For data analytics initiatives, banks now have the option of leveraging the very best of free technologies. Databases today can deliver insights and handle any new sources of data. With models flexible enough for rich modern data, a distributed architecture designed for cloud scale, along with a robust ecosystem of tools, open source platforms can help banks break free from data silos and enable these to scale their innovation.
Open source databases can be deployed and integrated in the environment of preference, whether private or public cloud, on-premise or containers, based on business requirements. These database platforms can be cost effective; projects can begin as prototypes and develop quickly into production deployments. As a result of political uncertainty, financial firms will need to be much more agile. And with no vendor lock-in, they will be in a position to pick the provider that's perfect for them at any point over time, enabling this agility while avoiding expensive licensing.
As with any application running at scale, production databases and analytics applications require constant monitoring and maintenance. Engaging enterprise support for free production databases minimises risk for business and can optimise internal efficiency.

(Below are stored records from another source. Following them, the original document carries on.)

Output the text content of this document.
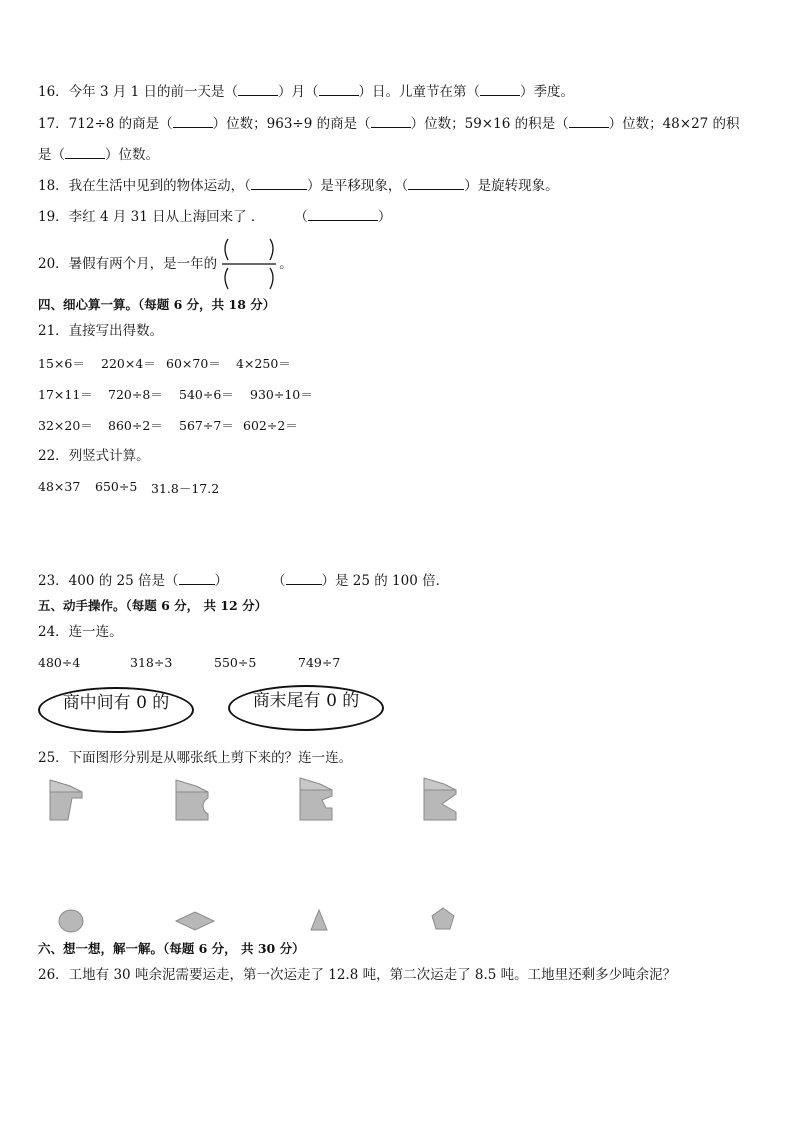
16．今年 3 月 1 日的前一天是（	）月（	）日。儿童节在第（	）季度。
17．712÷8 的商是（	）位数；963÷9 的商是（	）位数；59×16 的积是（	）位数；48×27 的积
是（	）位数。
18．我在生活中见到的物体运动，（	）是平移现象，（	）是旋转现象。
19．李红 4 月 31 日从上海回来了 ． （	）
20．暑假有两个月，是一年的	。
四、细心算一算。（每题 6 分，共 18 分）
21．直接写出得数。
15×6＝ 220×4＝ 60×70＝ 4×250＝
17×11＝ 720÷8＝ 540÷6＝ 930÷10＝
32×20＝ 860÷2＝ 567÷7＝ 602÷2＝
22．列竖式计算。
48×37 650÷5 31.8－17.2
23．400 的 25 倍是（	）	（	）是 25 的 100 倍．
五、动手操作。（每题 6 分， 共 12 分）
24．连一连。
480÷4	318÷3	550÷5	749÷7
商中间有 0 的	商末尾有 0 的
25．下面图形分别是从哪张纸上剪下来的？连一连。
六、想一想，解一解。（每题 6 分， 共 30 分）
26．工地有 30 吨余泥需要运走，第一次运走了 12.8 吨，第二次运走了 8.5 吨。工地里还剩多少吨余泥？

Additionally, AI solutions have the possibility to change how banks deal with regulatory compliance issues, financial fraud and cybercrime. However, banks want to get better at using customer data for greater personalisation, enabling them to offer products and services tailored to individual consumers instantly. As yet, most banking institutions are unsure whether a post-Brexit world will focus on gaining more overseas or UK-based customers. Having a data-driven approach, banks can see where the opportunities lie and how best to harness them. The opportunities are vast and, on the journey to provide cognitive banking, banking institutions only have just scratched the surface of data analytics. But because the consequences of COVID-19 continue and Brexit uncertainty once again moves up the agenda, moving to data-first will end up less of a choice and much more of a necessity.
The quantity of data sets and also the diversity of information is growing across financial services, making data integration tasks more and more complex. The cloud offers a huge chance to synchronise the enterprise, wearing down operational and knowledge silos across risk, finance, regulatory, customer support and more. Once massive data sets are combined in one location, the organisation can apply advanced analytics for integrated insights.
Uncertainty on the highway ahead
Open source technology today is definitely an agile and responsive option to traditional technology systems that provides financial institutions with the ability to cope with uncertainty and adapt to a variety of potential outcomes.